How does Python read and interpret source files?

2019-02-28 07:59发布

问题:

Say I run a Python (2.7, though I'm not sure that makes a difference here) script. Instead of terminating the script, I tab out, or somehow switch back to my editing environment. I can then modify the script and save it, but this changes nothing in the still-running script.

Does Python load all source files into memory completely at launch? I am under the impression that this is how the Python interpreter works, but this contradicts my other views of the Python interpreter: I have heard that .pyc files serve as byte-code for Python's virtual machine, like .class files in Java. At the same time however, some (very few in my understanding) implementations of Python also use just-in-time compilation techniques.

So am I correct in thinking that if I make a change to a .py file while my script is running, I don't see that change until I re-run the script, because at launch all necessary .py files are compiled into .pyc files, and simply modifying the .py files does not remake the .pyc files?

If that is correct, then why don't huge programs, like the one I'm working on with ~6,550 kilobytes of source code distributed over 20+ .py files, take forever to compile at startup? How is the program itself so fast?


Additional Info:

  • I am not using third-party modules. All of the files have been written locally. The main source file is relatively small (10 kB), but the source file I primarily work on is 65 kB. It was also written locally and changes every time before launch.

回答1:

Python loads the main script into memory, compiles it into bytecode and runs that. If you modify the source file in the meantime, you're not affecting the bytecode.

If you're running the script as the main script (i. e. by calling it like python myfile.py, then the bytecode will be discarded when the script exits.

If you're importing the script, however, then the bytecode will be written to disk as a .pyc file which won't be recompiled when imported again, unless you modify the corresponding .py file.

Your big 6.5 MB program consists of many modules which are imported by the (probably small) main script, so only that will have to be compiled at each run. All the other files will have their .pyc file ready to run.



回答2:

First of all, you are indeed correct in your understanding that changes to a Python source file aren't seen by the interpreter until the next run. There are some debugging systems, usually built for proprietary purposes, that allow you to reload modules, but this bring attendant complexities such as existing objects retaining references to code from the old module, for example. It can get really ugly, though.

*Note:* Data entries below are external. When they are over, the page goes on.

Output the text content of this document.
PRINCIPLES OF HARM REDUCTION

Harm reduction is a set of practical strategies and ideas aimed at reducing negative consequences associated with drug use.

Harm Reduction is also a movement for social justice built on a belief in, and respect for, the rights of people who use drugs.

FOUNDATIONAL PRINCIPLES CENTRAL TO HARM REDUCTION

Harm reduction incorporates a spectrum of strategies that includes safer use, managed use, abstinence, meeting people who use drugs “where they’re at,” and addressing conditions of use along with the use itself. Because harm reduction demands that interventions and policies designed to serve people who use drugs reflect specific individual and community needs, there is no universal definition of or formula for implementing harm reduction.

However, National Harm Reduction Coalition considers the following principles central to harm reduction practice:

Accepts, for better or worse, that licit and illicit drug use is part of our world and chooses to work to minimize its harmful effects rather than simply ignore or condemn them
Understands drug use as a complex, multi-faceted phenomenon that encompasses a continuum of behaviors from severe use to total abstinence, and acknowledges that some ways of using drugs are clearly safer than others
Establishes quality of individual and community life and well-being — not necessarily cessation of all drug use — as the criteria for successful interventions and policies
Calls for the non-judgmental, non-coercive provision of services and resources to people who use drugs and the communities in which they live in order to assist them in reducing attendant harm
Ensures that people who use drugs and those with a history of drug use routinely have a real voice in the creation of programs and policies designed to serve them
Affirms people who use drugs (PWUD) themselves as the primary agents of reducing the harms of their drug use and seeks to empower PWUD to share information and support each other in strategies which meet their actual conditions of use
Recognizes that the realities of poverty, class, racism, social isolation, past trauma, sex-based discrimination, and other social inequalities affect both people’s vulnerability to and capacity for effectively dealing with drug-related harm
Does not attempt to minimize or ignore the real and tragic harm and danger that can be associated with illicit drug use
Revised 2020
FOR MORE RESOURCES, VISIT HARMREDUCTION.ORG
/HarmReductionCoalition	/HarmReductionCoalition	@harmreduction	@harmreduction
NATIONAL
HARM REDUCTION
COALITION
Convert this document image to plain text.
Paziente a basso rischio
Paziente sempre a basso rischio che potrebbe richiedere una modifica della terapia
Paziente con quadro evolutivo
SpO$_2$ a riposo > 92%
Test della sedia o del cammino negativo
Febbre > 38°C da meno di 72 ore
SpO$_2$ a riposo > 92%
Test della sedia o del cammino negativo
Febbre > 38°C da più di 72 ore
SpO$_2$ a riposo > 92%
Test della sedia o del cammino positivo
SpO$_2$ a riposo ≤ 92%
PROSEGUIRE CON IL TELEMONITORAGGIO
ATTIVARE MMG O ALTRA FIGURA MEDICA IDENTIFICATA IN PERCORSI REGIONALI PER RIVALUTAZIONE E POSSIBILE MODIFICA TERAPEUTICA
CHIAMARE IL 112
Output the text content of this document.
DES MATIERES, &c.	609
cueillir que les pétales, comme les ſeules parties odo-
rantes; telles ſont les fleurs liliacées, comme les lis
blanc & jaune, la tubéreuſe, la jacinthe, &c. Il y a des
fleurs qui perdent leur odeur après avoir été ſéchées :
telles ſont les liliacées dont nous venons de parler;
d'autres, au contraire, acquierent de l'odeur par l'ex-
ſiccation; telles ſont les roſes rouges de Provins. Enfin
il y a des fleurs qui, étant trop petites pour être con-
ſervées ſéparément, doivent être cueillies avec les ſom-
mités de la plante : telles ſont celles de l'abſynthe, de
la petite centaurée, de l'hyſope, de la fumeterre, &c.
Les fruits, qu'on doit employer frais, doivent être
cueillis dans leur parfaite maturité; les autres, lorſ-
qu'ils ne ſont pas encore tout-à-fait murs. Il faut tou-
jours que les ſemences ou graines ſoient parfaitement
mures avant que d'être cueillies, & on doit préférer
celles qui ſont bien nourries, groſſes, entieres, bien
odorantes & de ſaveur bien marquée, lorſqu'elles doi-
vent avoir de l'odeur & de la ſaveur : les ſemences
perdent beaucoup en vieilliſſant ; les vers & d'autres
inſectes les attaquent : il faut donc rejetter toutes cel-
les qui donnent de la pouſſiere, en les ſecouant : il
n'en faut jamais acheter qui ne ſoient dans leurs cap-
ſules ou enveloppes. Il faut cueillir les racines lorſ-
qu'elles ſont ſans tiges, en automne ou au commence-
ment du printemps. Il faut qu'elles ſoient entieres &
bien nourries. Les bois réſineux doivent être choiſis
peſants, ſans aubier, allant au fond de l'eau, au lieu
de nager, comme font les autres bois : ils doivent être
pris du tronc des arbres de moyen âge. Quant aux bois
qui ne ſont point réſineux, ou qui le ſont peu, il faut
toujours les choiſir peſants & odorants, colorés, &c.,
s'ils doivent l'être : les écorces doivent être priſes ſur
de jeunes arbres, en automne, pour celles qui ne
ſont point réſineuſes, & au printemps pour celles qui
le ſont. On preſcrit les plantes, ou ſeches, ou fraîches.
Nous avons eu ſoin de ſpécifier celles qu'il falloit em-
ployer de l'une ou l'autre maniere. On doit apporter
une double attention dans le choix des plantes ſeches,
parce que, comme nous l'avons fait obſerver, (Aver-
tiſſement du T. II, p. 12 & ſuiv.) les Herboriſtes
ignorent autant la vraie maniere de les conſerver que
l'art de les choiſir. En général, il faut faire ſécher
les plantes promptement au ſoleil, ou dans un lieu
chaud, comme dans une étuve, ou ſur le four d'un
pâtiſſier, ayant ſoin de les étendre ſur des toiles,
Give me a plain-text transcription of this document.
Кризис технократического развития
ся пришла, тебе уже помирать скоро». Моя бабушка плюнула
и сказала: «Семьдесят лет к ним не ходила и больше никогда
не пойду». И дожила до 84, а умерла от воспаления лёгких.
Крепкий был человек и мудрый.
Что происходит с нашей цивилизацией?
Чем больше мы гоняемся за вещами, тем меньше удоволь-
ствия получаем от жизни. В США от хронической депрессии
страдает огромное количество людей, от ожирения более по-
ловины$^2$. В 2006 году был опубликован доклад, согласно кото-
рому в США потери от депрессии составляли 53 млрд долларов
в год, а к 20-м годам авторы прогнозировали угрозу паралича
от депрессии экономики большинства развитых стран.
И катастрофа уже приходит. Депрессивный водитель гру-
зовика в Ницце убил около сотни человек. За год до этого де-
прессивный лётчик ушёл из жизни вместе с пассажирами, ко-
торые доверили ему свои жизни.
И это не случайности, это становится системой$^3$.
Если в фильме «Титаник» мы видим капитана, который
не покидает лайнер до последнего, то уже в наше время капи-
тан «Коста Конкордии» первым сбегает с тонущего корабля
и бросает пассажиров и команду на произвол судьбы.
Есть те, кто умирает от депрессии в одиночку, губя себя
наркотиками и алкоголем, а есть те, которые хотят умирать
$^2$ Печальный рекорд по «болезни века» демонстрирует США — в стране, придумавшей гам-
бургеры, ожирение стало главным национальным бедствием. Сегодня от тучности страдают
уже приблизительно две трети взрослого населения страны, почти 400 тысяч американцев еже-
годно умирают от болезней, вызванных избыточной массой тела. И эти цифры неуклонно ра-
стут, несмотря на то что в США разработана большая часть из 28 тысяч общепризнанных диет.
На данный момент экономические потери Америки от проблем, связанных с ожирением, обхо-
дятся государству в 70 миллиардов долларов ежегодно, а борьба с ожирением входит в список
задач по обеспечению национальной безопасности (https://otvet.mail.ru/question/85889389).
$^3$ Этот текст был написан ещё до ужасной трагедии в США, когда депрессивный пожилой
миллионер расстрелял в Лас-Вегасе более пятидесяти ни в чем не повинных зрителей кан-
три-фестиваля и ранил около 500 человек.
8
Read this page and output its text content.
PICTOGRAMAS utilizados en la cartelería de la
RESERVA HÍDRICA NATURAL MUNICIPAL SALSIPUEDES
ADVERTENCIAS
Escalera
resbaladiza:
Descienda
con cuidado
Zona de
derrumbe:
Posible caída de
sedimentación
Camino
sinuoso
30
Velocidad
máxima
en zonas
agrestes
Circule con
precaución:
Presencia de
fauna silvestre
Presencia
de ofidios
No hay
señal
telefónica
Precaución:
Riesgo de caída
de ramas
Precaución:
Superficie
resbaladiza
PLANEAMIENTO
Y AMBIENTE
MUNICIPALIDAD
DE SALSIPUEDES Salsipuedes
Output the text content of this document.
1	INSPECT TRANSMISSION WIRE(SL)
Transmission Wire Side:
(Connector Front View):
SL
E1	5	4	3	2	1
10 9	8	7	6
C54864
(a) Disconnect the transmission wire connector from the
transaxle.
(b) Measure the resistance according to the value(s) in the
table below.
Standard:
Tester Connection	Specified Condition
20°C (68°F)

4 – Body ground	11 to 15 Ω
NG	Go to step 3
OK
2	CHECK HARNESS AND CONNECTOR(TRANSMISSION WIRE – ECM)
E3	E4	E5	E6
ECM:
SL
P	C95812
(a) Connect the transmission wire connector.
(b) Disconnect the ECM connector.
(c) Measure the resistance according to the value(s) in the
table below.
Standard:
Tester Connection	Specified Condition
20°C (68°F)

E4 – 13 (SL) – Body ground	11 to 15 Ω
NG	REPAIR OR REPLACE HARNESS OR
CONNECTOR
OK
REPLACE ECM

The reason huge programs start up so quickly is the the interpreter tries to create a .pyc file for every .py file it imports if either no corresponding .pyc file exists or if the .py is newer. The .pyc is indeed the program compiled into byte code, so it's relatively quick to load.

As far as JIT compilation goes you may be thinking of the PyPy implementation, which is written in Python and has backends in several different languages. It's increasingly being used in Python 2 shops where execution speed is important, but it's along way from the CPython that we all know and love.